Want anonymity on the Internet? ICANN thinks you can’t

The Wire
June 29, 2015

Your face. When you commit murder and someone sees your face, you’re given away. Even if it was your evil identical twin who did it, the police now know where to start looking. A person’s face is one of the fundamental modes of physical identity, and its ability to correspond to a unique individual is matched in precision only by more sophisticated ID-ing techniques like DNA-profiling and fingerprints. However, life on the Internet obviates the need for any of these techniques not just because virtual murder isn’t (yet) a crime but also because identity on the web can be established using non-physical information – like an encrypted password.

Generating this information is remarkably easy, cost-effective, and non-intrusive – to the extent that a person can have multiple identities on the web. This has proven both good and bad, but far more good than bad. The fair use of multiple identities, many of which are typically redundant, is what has made whistleblowing possible and encouraged satire. Being a whistleblower or a satirist just physically renders you always liable to physical retaliation, but on the web, you can be both persons at once – the content citizen and the disenfranchised contractor. At the heart of this realm of human enterprise is the need for the services that provide anonymity to also be anonymous. If not, they will simply make for that proverbial trail of blood.

It is this need for anonymity that a new policy document from the Internet Corporation for Assigned Names and Numbers tries to eliminate.

ICANN is an organisation based out of Los Angeles and responsible for managing the technical infrastructure of the Internet. Its policy document on the subject, published on the web on May 5, is open for public comments. After that, a Working Group will “review” the comments and prepare a final report due July 21 this year. And if the final report speaks against anonymisation services like proxies that provide a layer of opacity so a user’s information doesn’t show up in a search, a lot of websites are going to be in trouble. In fact, while the proposal is targeted at “commercial” websites, the World Intellectual Property Organisation considers websites that run ads to be commercial.

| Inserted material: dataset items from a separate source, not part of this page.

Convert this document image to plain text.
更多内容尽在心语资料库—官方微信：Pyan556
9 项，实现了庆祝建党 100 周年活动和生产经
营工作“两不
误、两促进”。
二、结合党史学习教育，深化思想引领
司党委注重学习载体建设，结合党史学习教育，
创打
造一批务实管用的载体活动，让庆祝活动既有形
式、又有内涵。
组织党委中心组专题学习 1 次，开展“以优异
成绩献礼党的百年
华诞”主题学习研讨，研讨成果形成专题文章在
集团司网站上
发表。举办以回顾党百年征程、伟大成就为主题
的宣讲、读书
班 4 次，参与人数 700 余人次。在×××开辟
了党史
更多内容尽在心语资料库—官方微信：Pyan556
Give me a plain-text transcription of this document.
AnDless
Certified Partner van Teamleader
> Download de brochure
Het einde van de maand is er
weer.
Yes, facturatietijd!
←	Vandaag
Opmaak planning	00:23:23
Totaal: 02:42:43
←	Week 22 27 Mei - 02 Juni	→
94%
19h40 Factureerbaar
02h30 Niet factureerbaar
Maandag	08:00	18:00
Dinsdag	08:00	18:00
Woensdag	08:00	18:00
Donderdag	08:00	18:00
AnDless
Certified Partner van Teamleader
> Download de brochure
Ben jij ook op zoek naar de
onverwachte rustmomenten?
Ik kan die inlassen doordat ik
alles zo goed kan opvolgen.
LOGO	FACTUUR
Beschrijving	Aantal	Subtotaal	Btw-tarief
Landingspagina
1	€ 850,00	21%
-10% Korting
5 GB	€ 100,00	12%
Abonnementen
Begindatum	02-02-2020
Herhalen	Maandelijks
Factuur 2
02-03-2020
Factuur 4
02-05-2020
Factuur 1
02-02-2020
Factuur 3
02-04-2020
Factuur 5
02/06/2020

This doesn’t limit the dragnet in a way it deserves to be because it endangers even harmless blogs.

One of the simplest ways to look for information about who owns a domain is to perform a WHOIS lookup. For example, looking up theladiesfinger.com throws up the following information about the domain:

Domain Name: THELADIESFINGER.COM
Registrar URL: http://www.godaddy.com
Registrant Name: Registration Private
Registrant Organization: Domains By Proxy, LLC
Name Server: NS17.DOMAINCONTROL.COM
Name Server: NS18.DOMAINCONTROL.COM
DNSSEC: unsigned

At the time of purchasing the domain, some domain registrars give an option for the purchaser to pay a fee and mask these details from showing up on lookups. If someone really wants to access them, they’d have to get a court order. The ICANN proposal wants to abolish this option. Effectively, it’s the removal of discretionary access that’s tantamount to denying what’s increasingly being called a new fundamental right: the right to encryption, and with it the right to anonymity. Without it, domains like theladiesfinger.com could be susceptible to increased harassment that they’ve been able to easily dodge until now*.

An entertainment-industry lobby called the Coalition for Online Accountability has been rooting for the proposal – for it will unlock access to private registrations that make up at least 20% of all domains on the web, many of which, according to the COA, deserve to be shut down for trading in pirated content. Its argument against retaining the private registrations system is that the authorities in many foreign countries often aren’t cooperative when investigating intellectual property theft. In fact, the coalition seems very eager to push through the proposed policy, going by a testimony it submitted on May 13, 2015, stating that “if a satisfactory accreditation system cannot be achieved in the near future within the ICANN structure, it would be timely and appropriate for Congress to consider whether a legislative solution is feasible”.

Tens of thousands of comments have been submitted to date, and most of them speak against removing private registrations for commercial websites. A bulk of them also use the same language – hopefully the result of a targeted campaign and not astroturfing.

Dear ICANN –

Regarding the proposed rules governing companies that provide WHOIS privacy services (as set forth in the Privacy and Policy Services Accreditation Issues Policy document):

I urge you to respect internet users’ rights to privacy and due process.
– Everyone deserves the right to privacy.
– No one’s personal information should be revealed without a court order, regardless of whether the request comes from a private individual or law enforcement agency.

Private information should be kept private. Thank you.

The last day to submit comments is July 7. They can be emailed to: comments-ppsai-initial-05may15@icann.org.

*There are many groups on the web that, on the face of it, just don’t like women doing things. While a Pew Research Centre study found that men are “somewhat more likely than women to experience at least one of the elements of online harassment”, the intensity of harassment has been greater toward women.